Webster: Maxwell Library's Online Catalog

 

Daniel WebsterWhy Webster?

Maxwell Library implemented its new online catalog in June 1999. At that time, the online catalog was named Webster. The name was chosen in honor of Daniel Webster.

Daniel Webster was a native New Englander who was born in Salisbury, New Hampshire in 1782. He died in Marshfield, Massachusetts in 1852. He represented Massachusetts as a United States Congressman and as a U.S. Senator.  Daniel Webster served as Secretary of State from 1841-43 under President Harrison and then, after Harrison's death, under John Tyler, and from 1850-52 under Millard Fillmore.

In addition to these achievements, Daniel Webster is highly regarded as an orator. He brought more than 150 pleas before the U.S. Supreme Court and he debated in the U.S. Senate on the issues of federal government versus states’ rights, slavery, and free trade. He delivered major eulogies, including those on the deaths of Thomas Jefferson and John Adams.

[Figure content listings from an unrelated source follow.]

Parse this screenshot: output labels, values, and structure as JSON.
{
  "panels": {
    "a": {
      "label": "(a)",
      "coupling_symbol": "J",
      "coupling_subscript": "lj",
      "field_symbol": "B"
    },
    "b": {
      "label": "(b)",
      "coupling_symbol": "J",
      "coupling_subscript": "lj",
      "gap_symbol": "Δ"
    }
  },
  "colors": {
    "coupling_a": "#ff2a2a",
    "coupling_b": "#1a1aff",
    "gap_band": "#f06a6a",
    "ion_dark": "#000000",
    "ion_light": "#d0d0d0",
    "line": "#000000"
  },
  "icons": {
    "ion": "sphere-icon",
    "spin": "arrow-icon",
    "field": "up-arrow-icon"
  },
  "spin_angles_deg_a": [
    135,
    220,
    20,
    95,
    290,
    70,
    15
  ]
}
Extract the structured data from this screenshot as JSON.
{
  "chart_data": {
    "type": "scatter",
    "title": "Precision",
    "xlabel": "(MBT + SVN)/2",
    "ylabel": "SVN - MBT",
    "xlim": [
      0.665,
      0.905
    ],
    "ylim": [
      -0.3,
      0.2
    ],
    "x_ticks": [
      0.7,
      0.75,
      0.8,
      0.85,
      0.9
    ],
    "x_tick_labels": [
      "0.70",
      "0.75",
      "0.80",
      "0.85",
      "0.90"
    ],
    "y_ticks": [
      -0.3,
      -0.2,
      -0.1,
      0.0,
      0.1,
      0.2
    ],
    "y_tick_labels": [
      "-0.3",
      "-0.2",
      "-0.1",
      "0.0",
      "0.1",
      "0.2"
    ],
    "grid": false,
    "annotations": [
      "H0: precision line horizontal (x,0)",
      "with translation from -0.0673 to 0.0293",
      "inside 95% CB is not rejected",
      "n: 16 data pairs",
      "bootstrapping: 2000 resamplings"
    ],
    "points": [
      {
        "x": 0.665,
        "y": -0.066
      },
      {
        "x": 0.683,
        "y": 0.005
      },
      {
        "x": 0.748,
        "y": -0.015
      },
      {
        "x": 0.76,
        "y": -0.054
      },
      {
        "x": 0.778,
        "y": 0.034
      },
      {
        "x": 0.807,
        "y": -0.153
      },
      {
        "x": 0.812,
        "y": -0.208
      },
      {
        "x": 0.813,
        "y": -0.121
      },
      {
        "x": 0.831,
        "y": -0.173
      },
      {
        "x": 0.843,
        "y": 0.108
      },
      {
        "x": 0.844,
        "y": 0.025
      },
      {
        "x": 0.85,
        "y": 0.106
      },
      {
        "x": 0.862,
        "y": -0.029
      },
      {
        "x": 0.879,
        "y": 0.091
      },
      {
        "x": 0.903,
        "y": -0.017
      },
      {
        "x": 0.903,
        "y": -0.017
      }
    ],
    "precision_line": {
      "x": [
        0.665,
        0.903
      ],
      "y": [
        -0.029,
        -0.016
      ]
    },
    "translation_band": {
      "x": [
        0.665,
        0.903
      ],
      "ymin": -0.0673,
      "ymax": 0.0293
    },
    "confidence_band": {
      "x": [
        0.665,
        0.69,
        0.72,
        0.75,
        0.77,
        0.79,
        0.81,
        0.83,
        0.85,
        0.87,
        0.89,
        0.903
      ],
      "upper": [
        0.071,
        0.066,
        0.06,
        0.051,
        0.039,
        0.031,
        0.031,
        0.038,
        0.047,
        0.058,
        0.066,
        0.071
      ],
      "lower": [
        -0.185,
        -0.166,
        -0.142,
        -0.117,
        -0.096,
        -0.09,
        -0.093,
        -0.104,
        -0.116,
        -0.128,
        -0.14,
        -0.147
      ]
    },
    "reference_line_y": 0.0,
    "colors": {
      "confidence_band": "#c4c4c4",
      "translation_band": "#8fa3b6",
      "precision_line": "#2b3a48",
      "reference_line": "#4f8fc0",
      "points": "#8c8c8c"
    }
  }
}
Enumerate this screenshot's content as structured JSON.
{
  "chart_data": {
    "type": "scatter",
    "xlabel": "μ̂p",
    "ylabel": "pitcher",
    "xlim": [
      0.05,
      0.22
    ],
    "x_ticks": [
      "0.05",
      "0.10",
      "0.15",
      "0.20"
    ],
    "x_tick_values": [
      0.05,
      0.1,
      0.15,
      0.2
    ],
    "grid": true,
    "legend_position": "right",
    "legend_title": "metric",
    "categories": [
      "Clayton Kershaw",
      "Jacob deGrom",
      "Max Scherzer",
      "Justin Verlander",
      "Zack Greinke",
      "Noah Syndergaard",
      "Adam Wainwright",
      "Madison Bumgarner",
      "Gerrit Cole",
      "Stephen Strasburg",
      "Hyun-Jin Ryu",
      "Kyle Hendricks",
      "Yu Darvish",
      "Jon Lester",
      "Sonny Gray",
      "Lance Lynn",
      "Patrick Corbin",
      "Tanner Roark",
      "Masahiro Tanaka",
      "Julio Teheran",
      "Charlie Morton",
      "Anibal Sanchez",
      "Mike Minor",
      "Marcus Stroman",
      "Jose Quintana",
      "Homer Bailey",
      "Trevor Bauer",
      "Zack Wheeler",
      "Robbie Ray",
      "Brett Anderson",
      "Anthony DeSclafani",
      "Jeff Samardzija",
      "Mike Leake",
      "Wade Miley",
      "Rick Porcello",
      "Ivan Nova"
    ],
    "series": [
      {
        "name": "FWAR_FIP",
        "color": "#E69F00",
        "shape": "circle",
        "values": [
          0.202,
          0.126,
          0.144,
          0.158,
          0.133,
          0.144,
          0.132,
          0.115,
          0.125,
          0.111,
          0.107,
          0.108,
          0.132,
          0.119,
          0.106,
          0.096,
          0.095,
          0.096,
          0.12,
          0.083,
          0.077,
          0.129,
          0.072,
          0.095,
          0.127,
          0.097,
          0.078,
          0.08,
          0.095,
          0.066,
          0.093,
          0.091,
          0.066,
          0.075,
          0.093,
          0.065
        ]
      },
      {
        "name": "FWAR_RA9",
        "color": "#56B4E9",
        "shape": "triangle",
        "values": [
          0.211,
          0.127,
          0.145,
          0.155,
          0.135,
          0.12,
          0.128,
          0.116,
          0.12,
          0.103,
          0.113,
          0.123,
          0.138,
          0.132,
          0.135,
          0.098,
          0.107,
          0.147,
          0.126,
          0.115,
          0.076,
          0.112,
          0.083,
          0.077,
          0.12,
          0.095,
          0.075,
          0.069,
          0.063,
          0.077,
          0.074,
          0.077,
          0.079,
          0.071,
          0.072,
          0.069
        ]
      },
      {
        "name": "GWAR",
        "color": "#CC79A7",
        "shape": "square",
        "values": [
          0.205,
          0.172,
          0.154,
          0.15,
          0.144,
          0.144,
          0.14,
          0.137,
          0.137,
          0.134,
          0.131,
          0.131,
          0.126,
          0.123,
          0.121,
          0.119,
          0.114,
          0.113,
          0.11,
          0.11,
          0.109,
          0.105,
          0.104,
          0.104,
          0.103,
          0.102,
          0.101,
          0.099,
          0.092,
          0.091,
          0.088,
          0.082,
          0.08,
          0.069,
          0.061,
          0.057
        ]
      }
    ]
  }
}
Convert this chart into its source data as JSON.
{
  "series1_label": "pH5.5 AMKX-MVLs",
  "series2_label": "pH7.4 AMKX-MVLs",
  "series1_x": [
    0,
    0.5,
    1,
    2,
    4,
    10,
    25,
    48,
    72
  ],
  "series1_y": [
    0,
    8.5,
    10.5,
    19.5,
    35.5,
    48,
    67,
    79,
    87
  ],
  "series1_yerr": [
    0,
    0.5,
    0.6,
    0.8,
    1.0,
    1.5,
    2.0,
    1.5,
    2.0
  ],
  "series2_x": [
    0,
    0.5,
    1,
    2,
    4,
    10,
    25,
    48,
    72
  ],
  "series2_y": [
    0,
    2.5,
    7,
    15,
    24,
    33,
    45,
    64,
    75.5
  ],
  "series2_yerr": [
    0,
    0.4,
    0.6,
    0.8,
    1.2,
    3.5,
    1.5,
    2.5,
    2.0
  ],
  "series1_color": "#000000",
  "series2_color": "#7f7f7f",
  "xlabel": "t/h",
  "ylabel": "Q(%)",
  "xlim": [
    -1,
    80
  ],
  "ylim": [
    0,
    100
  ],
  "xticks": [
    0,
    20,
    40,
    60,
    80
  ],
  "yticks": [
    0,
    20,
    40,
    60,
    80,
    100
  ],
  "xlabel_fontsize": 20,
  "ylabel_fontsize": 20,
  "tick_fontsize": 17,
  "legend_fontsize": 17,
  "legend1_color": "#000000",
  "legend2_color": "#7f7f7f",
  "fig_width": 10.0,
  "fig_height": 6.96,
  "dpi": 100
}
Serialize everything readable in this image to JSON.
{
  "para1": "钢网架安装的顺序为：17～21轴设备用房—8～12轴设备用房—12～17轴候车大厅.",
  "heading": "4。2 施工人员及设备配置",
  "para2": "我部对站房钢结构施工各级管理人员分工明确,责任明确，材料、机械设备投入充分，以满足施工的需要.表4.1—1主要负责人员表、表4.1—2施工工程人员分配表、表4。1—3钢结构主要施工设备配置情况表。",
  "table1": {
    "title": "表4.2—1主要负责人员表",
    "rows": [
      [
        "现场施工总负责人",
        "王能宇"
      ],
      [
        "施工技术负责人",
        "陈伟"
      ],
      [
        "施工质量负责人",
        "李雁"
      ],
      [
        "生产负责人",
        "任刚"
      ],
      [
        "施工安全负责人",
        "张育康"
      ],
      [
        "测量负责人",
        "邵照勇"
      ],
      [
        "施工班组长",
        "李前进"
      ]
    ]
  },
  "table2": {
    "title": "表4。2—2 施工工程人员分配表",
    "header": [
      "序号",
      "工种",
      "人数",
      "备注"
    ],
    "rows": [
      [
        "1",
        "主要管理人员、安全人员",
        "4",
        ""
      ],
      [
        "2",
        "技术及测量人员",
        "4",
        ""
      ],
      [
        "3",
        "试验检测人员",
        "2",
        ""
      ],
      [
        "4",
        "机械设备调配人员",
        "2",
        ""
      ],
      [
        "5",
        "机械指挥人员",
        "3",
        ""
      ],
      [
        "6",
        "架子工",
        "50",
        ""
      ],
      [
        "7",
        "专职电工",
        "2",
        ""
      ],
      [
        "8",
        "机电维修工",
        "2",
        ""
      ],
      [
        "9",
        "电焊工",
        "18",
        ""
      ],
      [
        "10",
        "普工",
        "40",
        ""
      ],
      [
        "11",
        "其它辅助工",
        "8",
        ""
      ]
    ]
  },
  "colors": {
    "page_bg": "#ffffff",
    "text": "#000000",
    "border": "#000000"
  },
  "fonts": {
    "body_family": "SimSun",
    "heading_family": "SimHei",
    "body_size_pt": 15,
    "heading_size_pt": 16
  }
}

His oratorical skills are Webster’s link to Bridgewater State College and the naming of Maxwell Library’s online catalog in his honor.

At a meeting of the Plymouth County Association for the Improvement of Common Schools in 1838, Daniel Webster gave a speech. Regrettably, there is no verbatim record of the speech but a detailed summary of his remarks appeared in the Portsmouth Journal on September 29, 1838. In this report, Webster speaks first of public education:

It is a reproach that the public schools are not superior to the private. If, said he [Webster], I had as many sons as old Priam, I would send them all to the public schools. The private schools have injured, in this respect, the public; they have impoverished them. They who should be in them are withdrawn;… those left behind are none the better.

Webster then addressed the need to establish a public institution of higher education in Plymouth County. This, of course, became Bridgewater State College:

This plan of a Normal School in Plymouth County is designed to elevate our common schools, and thus to carry out the noble ideas of our pilgrim fathers. There is a growing need that this be done. He considered the cost very slight; it cannot come into an expanded mind as an objection. If it be an experiment, it is a noble one and should be tried.

Maxwell Library names its online catalog after Daniel Webster and hopes that the Library exemplifies the vision and hope spoken of by Webster: "If it be an experiment, it is a noble one."